Saturday, 31 December 2011


The opening chapter of The Book of Hosea is an intriguing puzzle:
2.And the LORD said to Hosea, Go, take unto thee a wife of whoredoms and children of whoredoms: for the land hath committed great whoredom, departing from the LORD.
3: So he went and took Gomer the daughter of Diblaim; which conceived, and bare him a son.
4: And the LORD said unto him, Call his name Jezreel; for yet a little while, and I will avenge the blood of Jezreel upon the house of Jehu, and will cause to cease the kingdom of the house of Israel.
5: And it shall come to pass at that day, that I will break the bow of Israel in the valley of Jezreel.
6: And she conceived again, and bare a daughter. And God said unto him, Call her name Unloved: for I will no more have mercy upon the house of Israel; but I will utterly take them away.
7: But I will have mercy upon the house of Judah, and will save them by the LORD their God, and will not save them by bow, nor by sword, nor by battle, by horses, nor by horsemen.
8: Now when she had weaned Unloved, she conceived, and bare a son.
9: Then said God, Call his name Stranger: for ye are not my people, and I will not be your God.
10: Yet the number of the children of Israel shall be as the sand of the sea, which cannot be measured nor numbered; and it shall come to pass, that in the place where it was said unto them, Ye are not my people, there it shall be said unto them, Ye are the sons of the living God.
(The image at the top is of Hosea, Gomer and their three children; from the 1560 Geneva Bible) the names of the last two children ('Lo-ruhamah'' Lo-ammi' in the KJV) are from J B Phillips Four Prophets rendering (1963). The conventional reading of this strange passage is that the 'marry a prostitute' command is a way of symbolising Israel's relationship to Jahweh:
While scholars suggest the marriage metaphor presented in Hosea describes the relationship between Israel and Yahweh, the metaphor itself remains controversial in its meaning and interpretation in modernity.

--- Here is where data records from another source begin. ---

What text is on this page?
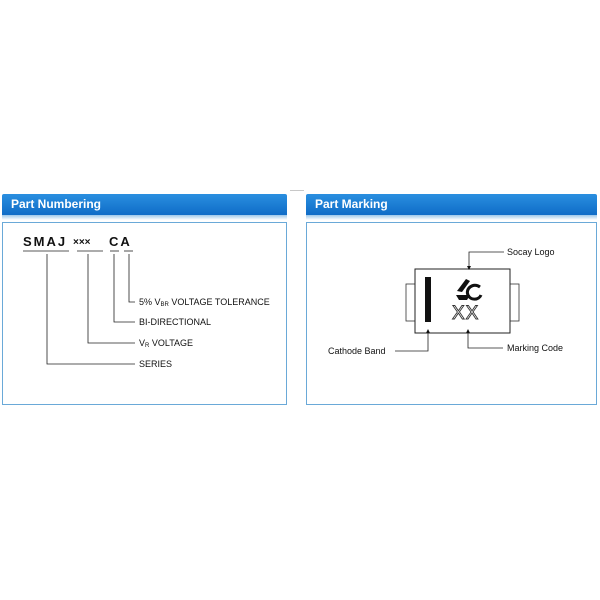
Part Numbering
SMAJ ××× CA
5% VBR VOLTAGE TOLERANCE
BI-DIRECTIONAL
VR VOLTAGE
SERIES
Part Marking
XX
Socay Logo
Cathode Band	Marking Code
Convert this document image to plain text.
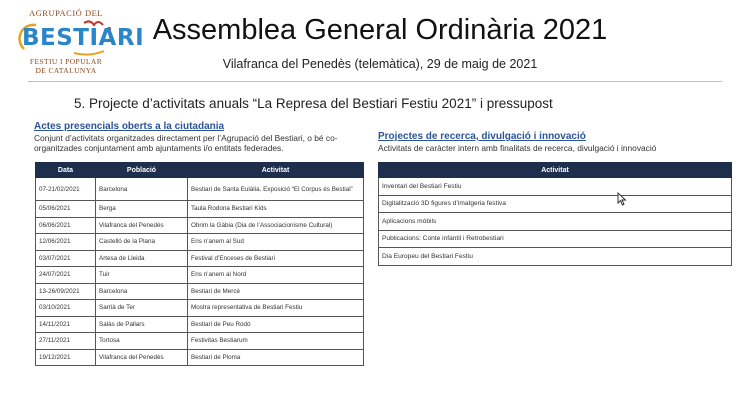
AGRUPACIÓ DEL
BESTIARI
FESTIU I POPULAR
DE CATALUNYA
Assemblea General Ordinària 2021
Vilafranca del Penedès (telemàtica), 29 de maig de 2021
5. Projecte d’activitats anuals “La Represa del Bestiari Festiu 2021” i pressupost
Actes presencials oberts a la ciutadania
Conjunt d’activitats organitzades directament per l’Agrupació del Bestiari, o bé co-organitzades conjuntament amb ajuntaments i/o entitats federades.
Data	Població	Activitat
07-21/02/2021	Barcelona	Bestiari de Santa Eulàlia. Exposició “El Corpus és Bestial”
05/06/2021	Berga	Taula Rodona Bestiari Kids
06/06/2021	Vilafranca del Penedès	Obrim la Gàbia (Dia de l’Associacionisme Cultural)
12/06/2021	Castelló de la Plana	Ens n’anem al Sud
03/07/2021	Artesa de Lleida	Festival d’Enceses de Bestiari
24/07/2021	Tuir	Ens n’anem al Nord
13-26/09/2021	Barcelona	Bestiari de Mercè
03/10/2021	Sarrià de Ter	Mostra representativa de Bestiari Festiu
14/11/2021	Salàs de Pallars	Bestiari de Peu Rodó
27/11/2021	Tortosa	Festivitas Bestiarum
19/12/2021	Vilafranca del Penedès	Bestiari de Ploma
Projectes de recerca, divulgació i innovació
Activitats de caràcter intern amb finalitats de recerca, divulgació i innovació
Activitat
Inventari del Bestiari Festiu
Digitalització 3D figures d’imatgeria festiva
Aplicacions mòbils
Publicacions: Conte infantil i Retrobestiari
Dia Europeu del Bestiari Festiu
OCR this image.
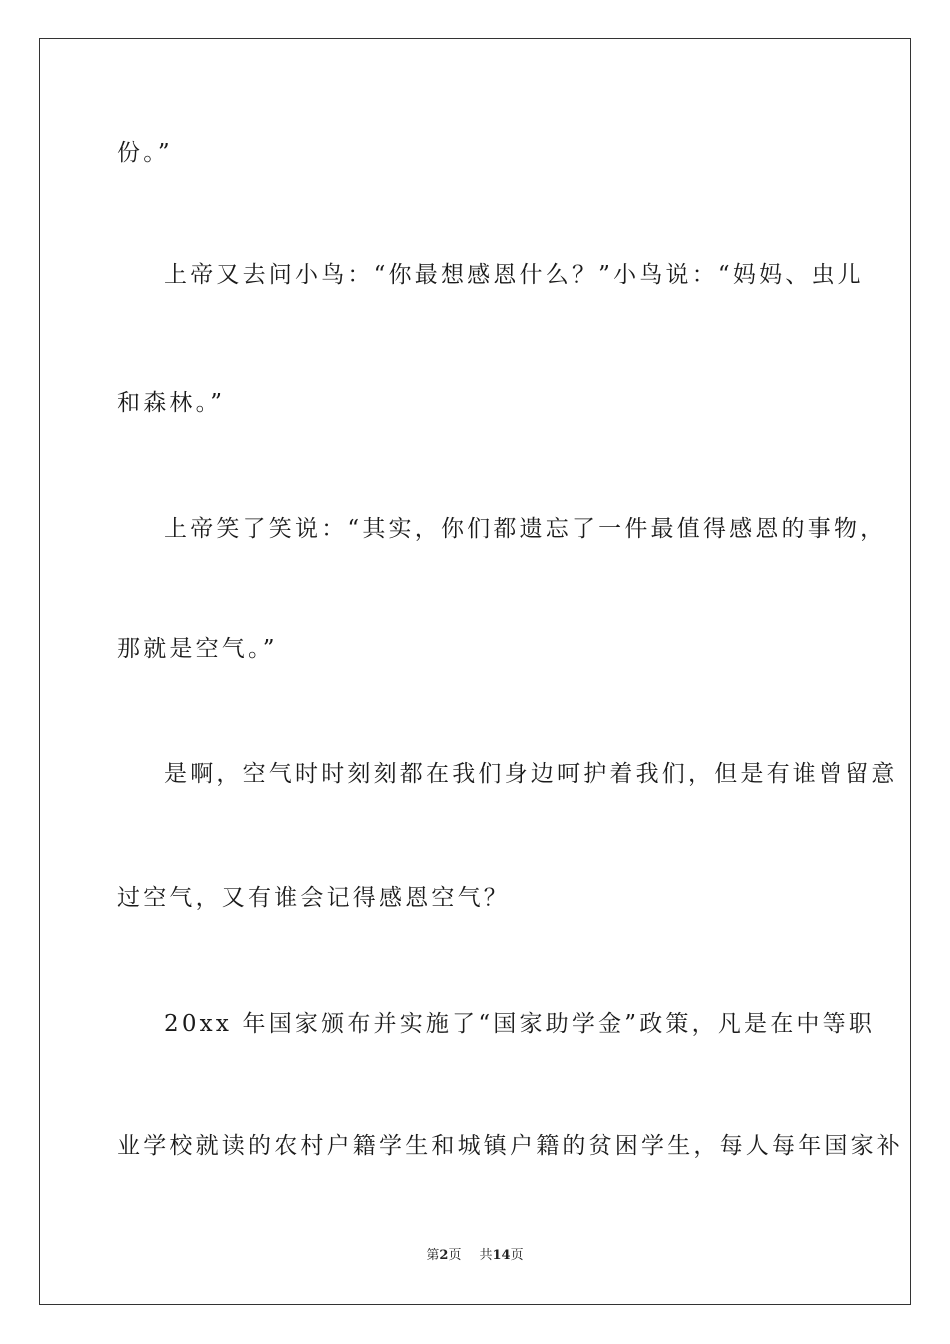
份。”
上帝又去问小鸟：“你最想感恩什么？”小鸟说：“妈妈、虫儿
和森林。”
上帝笑了笑说：“其实，你们都遗忘了一件最值得感恩的事物，
那就是空气。”
是啊，空气时时刻刻都在我们身边呵护着我们，但是有谁曾留意
过空气，又有谁会记得感恩空气？
20xx 年国家颁布并实施了“国家助学金”政策，凡是在中等职
业学校就读的农村户籍学生和城镇户籍的贫困学生，每人每年国家补
第2页 共14页
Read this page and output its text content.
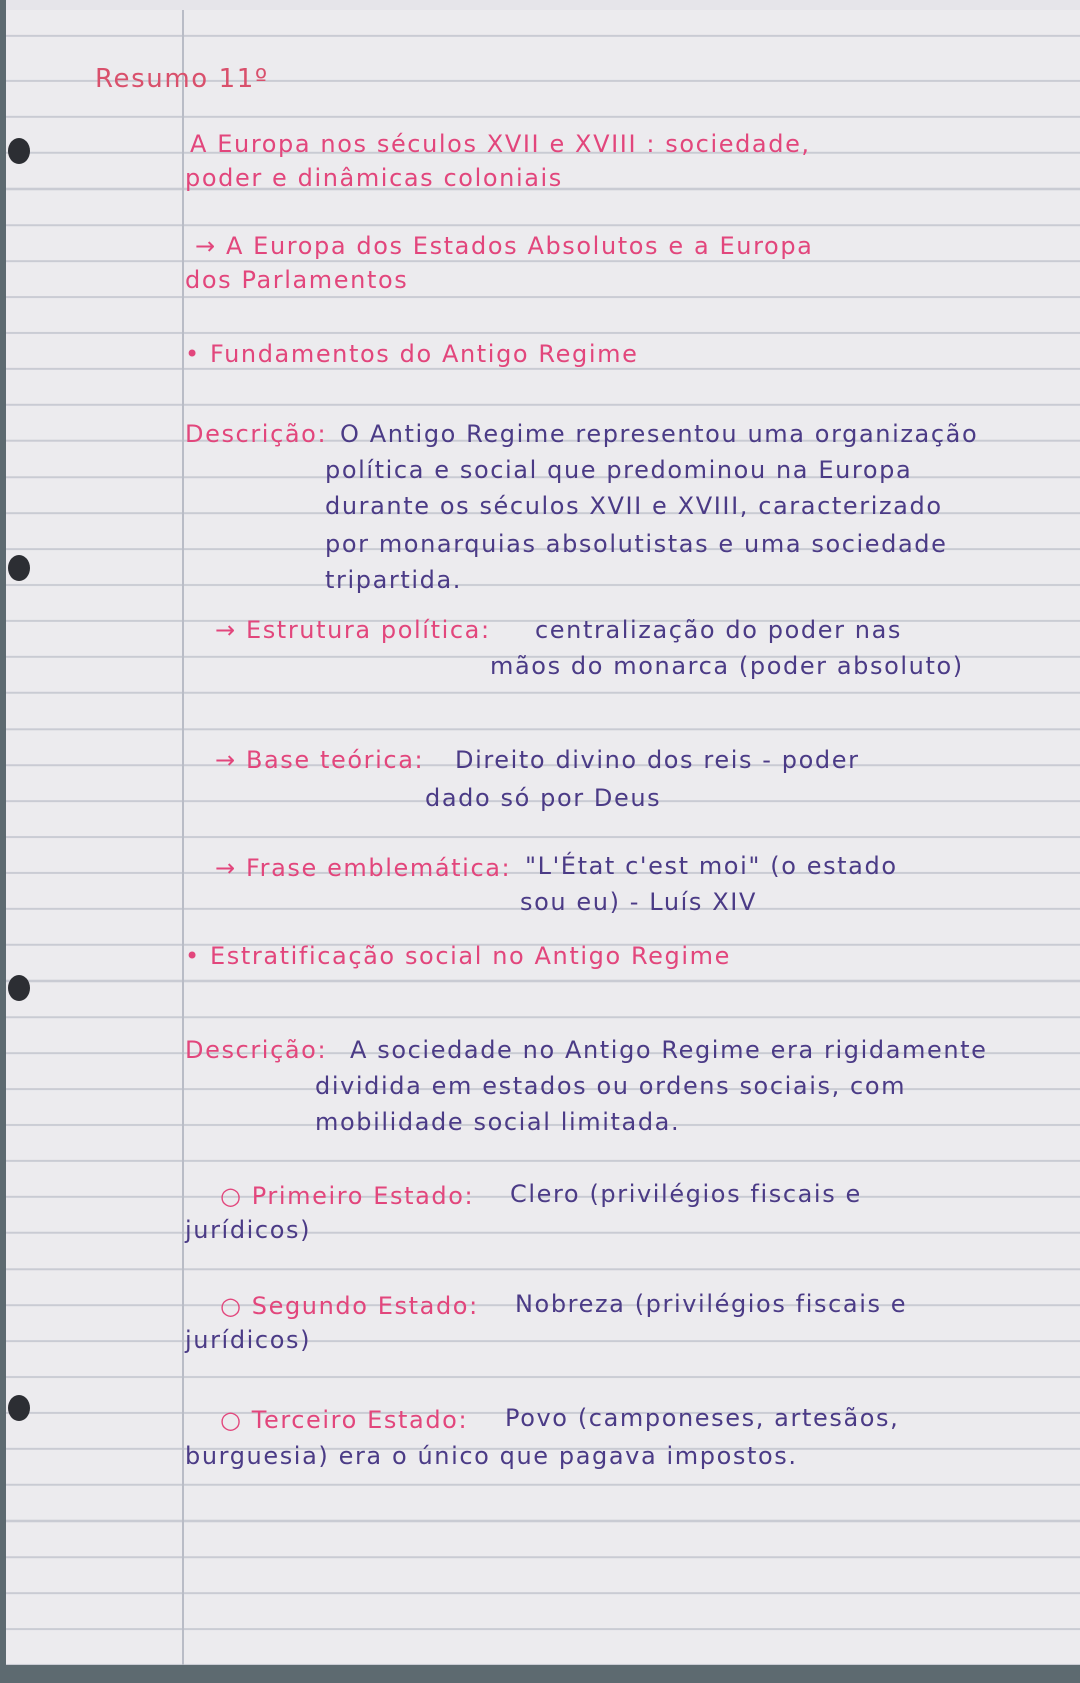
Resumo 11º
A Europa nos séculos XVII e XVIII : sociedade,
poder e dinâmicas coloniais
→ A Europa dos Estados Absolutos e a Europa
dos Parlamentos
• Fundamentos do Antigo Regime
Descrição: O Antigo Regime representou uma organização
política e social que predominou na Europa
durante os séculos XVII e XVIII, caracterizado
por monarquias absolutistas e uma sociedade
tripartida.
→ Estrutura política: centralização do poder nas
mãos do monarca (poder absoluto)
→ Base teórica: Direito divino dos reis - poder
dado só por Deus
→ Frase emblemática: "L'État c'est moi" (o estado
sou eu) - Luís XIV
• Estratificação social no Antigo Regime
Descrição: A sociedade no Antigo Regime era rigidamente
dividida em estados ou ordens sociais, com
mobilidade social limitada.
○ Primeiro Estado: Clero (privilégios fiscais e
jurídicos)
○ Segundo Estado: Nobreza (privilégios fiscais e
jurídicos)
○ Terceiro Estado: Povo (camponeses, artesãos,
burguesia) era o único que pagava impostos.
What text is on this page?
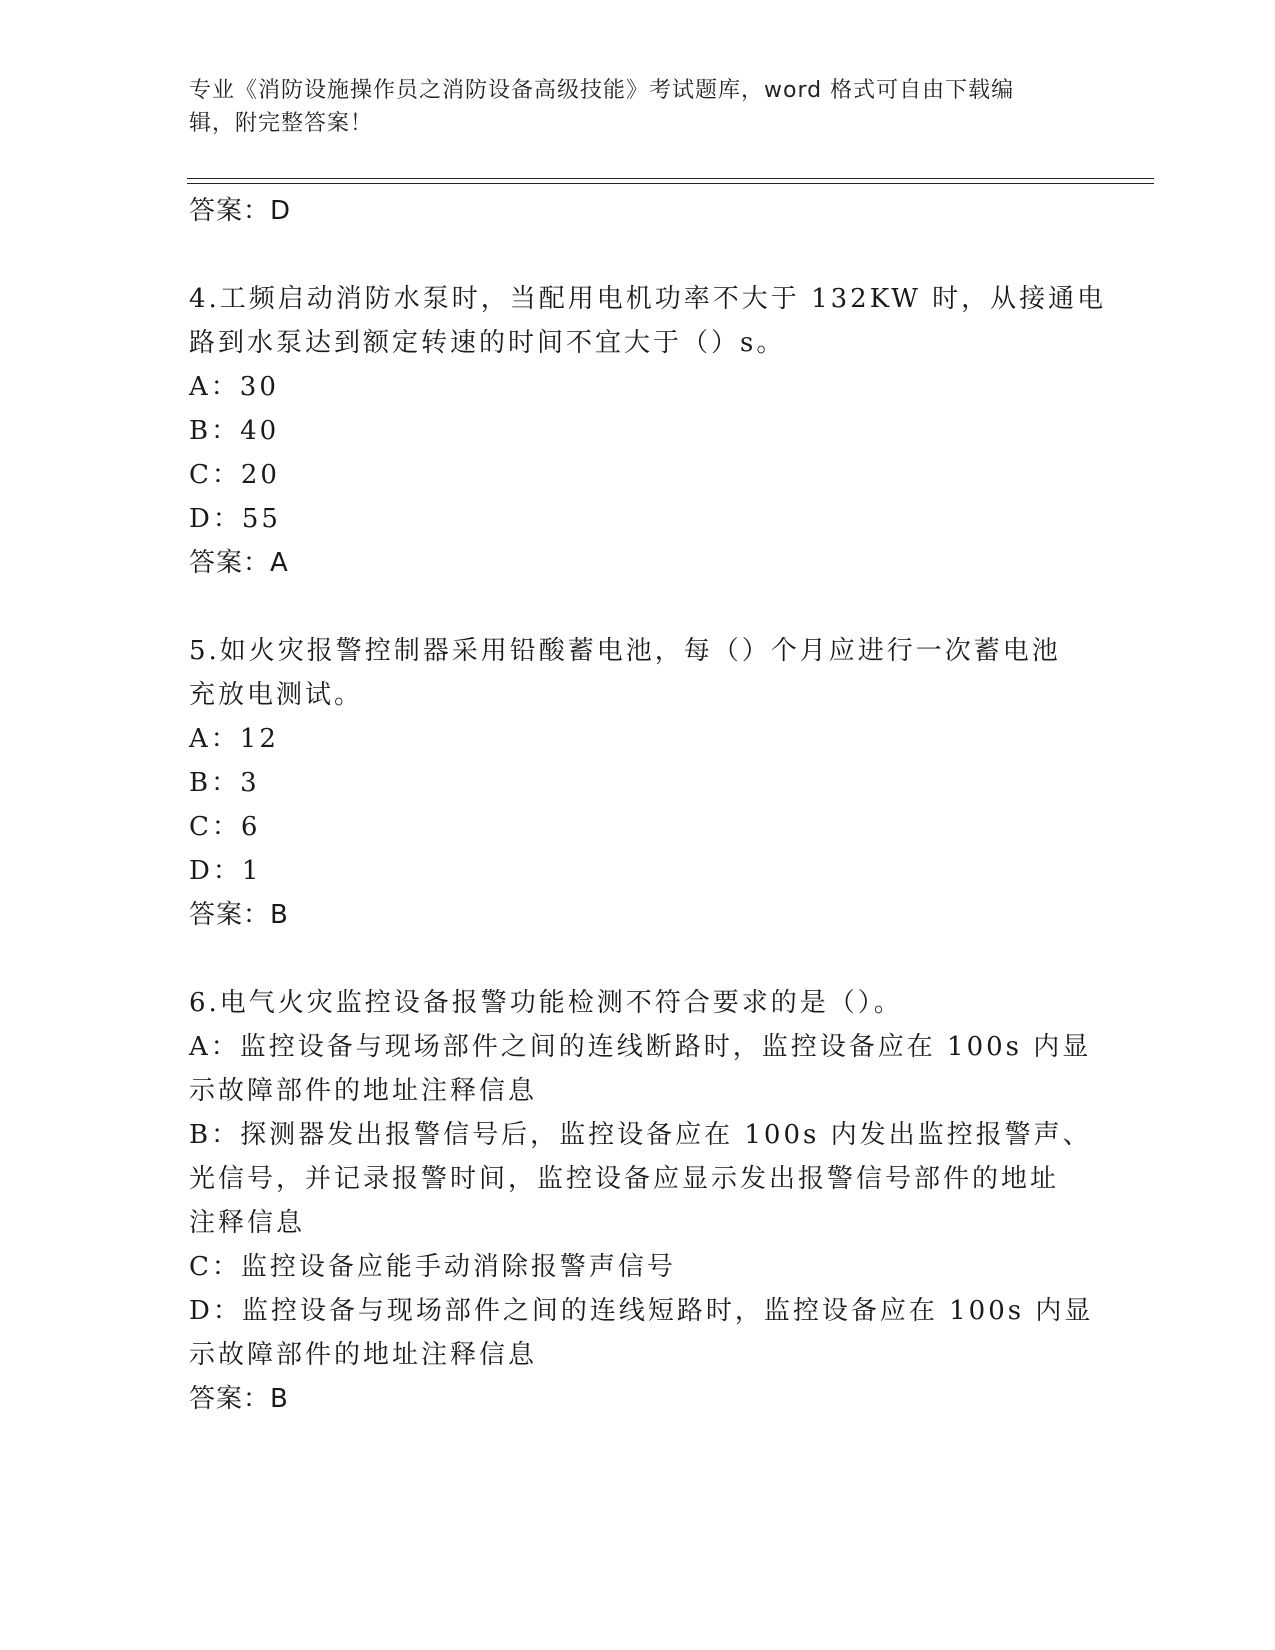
专业《消防设施操作员之消防设备高级技能》考试题库，word 格式可自由下载编
辑，附完整答案！
答案：D
4.工频启动消防水泵时，当配用电机功率不大于 132KW 时，从接通电
路到水泵达到额定转速的时间不宜大于（）s。
A：30
B：40
C：20
D：55
答案：A
5.如火灾报警控制器采用铅酸蓄电池，每（）个月应进行一次蓄电池
充放电测试。
A：12
B：3
C：6
D：1
答案：B
6.电气火灾监控设备报警功能检测不符合要求的是（）。
A：监控设备与现场部件之间的连线断路时，监控设备应在 100s 内显
示故障部件的地址注释信息
B：探测器发出报警信号后，监控设备应在 100s 内发出监控报警声、
光信号，并记录报警时间，监控设备应显示发出报警信号部件的地址
注释信息
C：监控设备应能手动消除报警声信号
D：监控设备与现场部件之间的连线短路时，监控设备应在 100s 内显
示故障部件的地址注释信息
答案：B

This is particularly true among feminists ... Biblical scholar Ehud Ben Zvi reminds readers of the socio-historical context in which Hosea was composed ... Ben Zvi describes the role of the Gomer in the marriage metaphor as one of the “central attributes of the ideological image of a human marriage that was shared by the male authorship and the primary and intended male readership as building blocks for their imagining of the relationship.” Tristanne J. Connolly makes a similar observation, stating that the husband-wife motif reflects marriage as it was understood at the time. Connolly also suggests that in context the marriage metaphor was necessary in that it truly exemplified the unequal interaction between Yahweh and the people Israel. Biblical scholar Michael D. Coogan makes an interesting point regarding genre that can also lend a hand to the interpretation of this metaphor. Coogan describes the importance of understanding the covenant in relation to interpreting Hosea. Hosea falls under a unique genre called “covenant lawsuit” where God accuses Israel of breaking their previously made agreement. God’s disappointment towards Israel is therefore expressed through the broken marriage covenant made between husband and wife.
This doesn't seem to me to address the issue of the flat contradictions of the passage.  Observing the commandments is a way of following God's instructions; but in this passage God instructs Hosea not to follow his instructions ('Would God really command his prophet,' asks one commentator, 'to marry someone that, according to Deuteronomy 22:20 was supposed to be stoned?); he tells Hosea that Israel will not be saved and that Israel will be saved.  It looks as though the passage is deliberately trying to short-circuit the larger master-follower logic of humankind and God's relation.